Kansas City had been the hottest team in baseball before returning home on Aug. 29. The Royals went 1-2 against the Yankees and 1-2 against the Tigers in a disappointing home stand. All four of those losses came in winnable games. And, all four of those losses were extra painful as both Detroit and New York remain ahead of Kansas City in the playoff hunt.
KC’s Sept. 2 loss to Detroit wasn’t Yost’s fault. The Royals trailed most of the night before scoring two in the eighth to take a 6-5 lead. Wade Davis was a natural choice after his return from an injury, but the two runs he allowed in the ninth proved to be the difference. Yost went with Soria in Sunday’s loss to Detroit, and he again went with Soria in Wednesday’s loss in Minnesota. Both appearances were disastrous.
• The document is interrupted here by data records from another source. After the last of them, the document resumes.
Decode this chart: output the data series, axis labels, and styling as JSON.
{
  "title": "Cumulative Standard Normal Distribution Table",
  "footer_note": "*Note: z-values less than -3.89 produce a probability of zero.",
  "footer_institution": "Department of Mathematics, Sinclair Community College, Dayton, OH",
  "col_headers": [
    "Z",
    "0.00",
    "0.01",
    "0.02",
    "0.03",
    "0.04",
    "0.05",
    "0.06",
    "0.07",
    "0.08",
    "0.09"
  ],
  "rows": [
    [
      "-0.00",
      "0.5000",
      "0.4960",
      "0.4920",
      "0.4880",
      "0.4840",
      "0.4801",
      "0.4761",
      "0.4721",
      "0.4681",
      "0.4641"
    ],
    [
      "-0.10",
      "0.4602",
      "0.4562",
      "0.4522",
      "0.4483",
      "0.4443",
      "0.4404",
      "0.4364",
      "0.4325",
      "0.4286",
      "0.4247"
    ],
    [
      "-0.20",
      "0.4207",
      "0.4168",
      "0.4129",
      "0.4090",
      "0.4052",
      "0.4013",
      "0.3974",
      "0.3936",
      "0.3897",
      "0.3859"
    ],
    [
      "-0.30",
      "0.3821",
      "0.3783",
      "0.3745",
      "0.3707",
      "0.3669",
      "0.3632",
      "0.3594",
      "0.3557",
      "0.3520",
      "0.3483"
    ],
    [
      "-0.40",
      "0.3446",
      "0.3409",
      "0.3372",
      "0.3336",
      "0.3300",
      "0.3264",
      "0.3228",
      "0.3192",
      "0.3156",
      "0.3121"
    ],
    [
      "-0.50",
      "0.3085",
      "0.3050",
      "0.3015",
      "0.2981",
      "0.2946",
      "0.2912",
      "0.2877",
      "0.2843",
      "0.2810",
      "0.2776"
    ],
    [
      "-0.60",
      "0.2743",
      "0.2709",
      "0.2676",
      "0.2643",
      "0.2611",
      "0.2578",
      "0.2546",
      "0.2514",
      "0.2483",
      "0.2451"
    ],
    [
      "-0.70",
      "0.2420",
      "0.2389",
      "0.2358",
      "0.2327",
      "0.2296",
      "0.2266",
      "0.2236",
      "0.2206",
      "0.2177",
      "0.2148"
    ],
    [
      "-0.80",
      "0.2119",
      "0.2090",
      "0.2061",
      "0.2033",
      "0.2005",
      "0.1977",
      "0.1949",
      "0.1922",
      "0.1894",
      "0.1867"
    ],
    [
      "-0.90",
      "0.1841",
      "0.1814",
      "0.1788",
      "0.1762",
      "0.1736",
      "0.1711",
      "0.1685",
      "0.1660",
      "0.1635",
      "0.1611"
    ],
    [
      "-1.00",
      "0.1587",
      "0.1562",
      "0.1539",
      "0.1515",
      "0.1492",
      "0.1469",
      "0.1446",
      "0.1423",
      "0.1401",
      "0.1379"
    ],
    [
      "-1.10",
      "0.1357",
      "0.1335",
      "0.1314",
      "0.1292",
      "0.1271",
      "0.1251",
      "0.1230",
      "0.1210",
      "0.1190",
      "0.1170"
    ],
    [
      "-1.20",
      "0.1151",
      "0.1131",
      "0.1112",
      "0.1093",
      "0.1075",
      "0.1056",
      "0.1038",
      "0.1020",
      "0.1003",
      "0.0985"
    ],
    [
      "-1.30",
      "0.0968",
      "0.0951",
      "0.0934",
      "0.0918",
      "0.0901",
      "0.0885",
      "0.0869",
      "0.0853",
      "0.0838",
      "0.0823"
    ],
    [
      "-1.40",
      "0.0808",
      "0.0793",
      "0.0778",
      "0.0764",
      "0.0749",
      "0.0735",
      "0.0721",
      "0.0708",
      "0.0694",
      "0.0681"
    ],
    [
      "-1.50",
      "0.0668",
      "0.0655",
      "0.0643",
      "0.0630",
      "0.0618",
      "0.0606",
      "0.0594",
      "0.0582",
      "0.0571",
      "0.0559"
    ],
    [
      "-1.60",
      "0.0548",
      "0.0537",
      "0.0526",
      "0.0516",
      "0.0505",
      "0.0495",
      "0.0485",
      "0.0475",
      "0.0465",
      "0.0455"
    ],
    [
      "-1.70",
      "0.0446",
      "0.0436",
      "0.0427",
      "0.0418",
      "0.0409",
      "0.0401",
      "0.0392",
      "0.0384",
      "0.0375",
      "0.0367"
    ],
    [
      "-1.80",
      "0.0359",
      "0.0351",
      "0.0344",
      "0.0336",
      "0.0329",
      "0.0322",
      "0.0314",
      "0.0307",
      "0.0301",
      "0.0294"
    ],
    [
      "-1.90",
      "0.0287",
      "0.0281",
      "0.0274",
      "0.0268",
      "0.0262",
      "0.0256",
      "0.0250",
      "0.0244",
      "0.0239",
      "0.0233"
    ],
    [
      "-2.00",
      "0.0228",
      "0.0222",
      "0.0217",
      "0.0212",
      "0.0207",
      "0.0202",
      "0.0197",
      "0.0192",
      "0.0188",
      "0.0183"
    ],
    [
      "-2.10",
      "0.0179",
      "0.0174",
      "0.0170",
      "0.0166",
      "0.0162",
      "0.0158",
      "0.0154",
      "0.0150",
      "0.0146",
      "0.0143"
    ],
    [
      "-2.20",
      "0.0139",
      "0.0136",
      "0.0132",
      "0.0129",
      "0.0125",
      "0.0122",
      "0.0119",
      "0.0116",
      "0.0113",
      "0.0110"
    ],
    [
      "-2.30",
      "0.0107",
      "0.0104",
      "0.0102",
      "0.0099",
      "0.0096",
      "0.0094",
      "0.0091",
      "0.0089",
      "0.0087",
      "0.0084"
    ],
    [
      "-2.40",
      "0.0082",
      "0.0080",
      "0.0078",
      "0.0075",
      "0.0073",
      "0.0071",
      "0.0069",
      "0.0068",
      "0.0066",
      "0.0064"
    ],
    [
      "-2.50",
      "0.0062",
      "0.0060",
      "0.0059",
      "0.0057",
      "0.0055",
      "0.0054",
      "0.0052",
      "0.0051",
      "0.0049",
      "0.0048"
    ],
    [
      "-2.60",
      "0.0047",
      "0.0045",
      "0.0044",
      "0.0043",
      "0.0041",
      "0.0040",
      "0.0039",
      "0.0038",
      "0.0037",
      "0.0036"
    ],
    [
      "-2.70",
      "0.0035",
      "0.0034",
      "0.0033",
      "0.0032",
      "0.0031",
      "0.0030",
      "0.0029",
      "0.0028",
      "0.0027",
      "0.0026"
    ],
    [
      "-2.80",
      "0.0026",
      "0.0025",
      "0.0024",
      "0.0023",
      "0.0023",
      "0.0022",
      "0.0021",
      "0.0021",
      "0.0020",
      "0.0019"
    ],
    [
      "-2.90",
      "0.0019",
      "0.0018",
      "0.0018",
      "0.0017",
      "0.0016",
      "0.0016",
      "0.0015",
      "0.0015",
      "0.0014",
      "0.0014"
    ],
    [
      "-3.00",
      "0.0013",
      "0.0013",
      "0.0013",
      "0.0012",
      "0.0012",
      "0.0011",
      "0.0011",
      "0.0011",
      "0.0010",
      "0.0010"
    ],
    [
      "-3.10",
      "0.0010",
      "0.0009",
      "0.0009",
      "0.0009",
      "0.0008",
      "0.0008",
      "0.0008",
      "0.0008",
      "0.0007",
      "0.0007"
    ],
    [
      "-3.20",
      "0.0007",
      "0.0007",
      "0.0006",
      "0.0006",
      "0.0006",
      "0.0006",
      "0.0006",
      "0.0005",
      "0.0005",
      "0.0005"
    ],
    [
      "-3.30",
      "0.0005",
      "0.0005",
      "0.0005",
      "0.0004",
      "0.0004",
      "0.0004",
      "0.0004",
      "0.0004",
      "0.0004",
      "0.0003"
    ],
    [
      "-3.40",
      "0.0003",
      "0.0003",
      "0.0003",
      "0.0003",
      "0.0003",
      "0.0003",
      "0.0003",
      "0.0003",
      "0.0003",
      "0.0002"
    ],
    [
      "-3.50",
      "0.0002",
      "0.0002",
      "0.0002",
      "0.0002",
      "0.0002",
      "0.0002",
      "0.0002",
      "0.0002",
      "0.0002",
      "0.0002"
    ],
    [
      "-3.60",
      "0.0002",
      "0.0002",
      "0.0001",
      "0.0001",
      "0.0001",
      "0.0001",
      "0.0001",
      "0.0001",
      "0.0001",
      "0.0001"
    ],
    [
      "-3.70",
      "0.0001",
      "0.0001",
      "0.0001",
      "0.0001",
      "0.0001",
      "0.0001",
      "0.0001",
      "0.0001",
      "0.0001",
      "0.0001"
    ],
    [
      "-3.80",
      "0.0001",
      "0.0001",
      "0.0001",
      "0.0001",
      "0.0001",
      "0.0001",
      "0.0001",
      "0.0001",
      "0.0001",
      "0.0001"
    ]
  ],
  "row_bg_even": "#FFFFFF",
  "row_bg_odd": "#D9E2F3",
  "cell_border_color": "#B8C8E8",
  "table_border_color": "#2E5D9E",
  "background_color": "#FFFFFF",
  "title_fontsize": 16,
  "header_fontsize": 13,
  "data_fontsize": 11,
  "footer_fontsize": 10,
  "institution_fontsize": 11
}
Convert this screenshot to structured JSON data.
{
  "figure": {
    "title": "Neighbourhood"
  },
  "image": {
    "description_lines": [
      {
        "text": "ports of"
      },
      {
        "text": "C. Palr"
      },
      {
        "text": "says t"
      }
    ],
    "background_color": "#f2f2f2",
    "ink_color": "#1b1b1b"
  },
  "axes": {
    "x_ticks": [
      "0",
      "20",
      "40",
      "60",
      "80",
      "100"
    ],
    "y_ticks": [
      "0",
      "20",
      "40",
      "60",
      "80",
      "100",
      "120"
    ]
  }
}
Somehow, Kansas City has managed to stay in the Wild Card chase despite the latest run of bad decision making by Yost. Fortunately, KC lost little ground Wednesday as Baltimore, Houston, and Detroit each lost. The bad news is the Royals failed to pick up important ground when a win was in hand.
Four games from a Wild Card spot heading into Thursday’s night off, the Royals are still well within reach of a playoff spot. Imagine the position they’d be in if Yost preferred a guy like Matt Strahm over the unreliable Soria.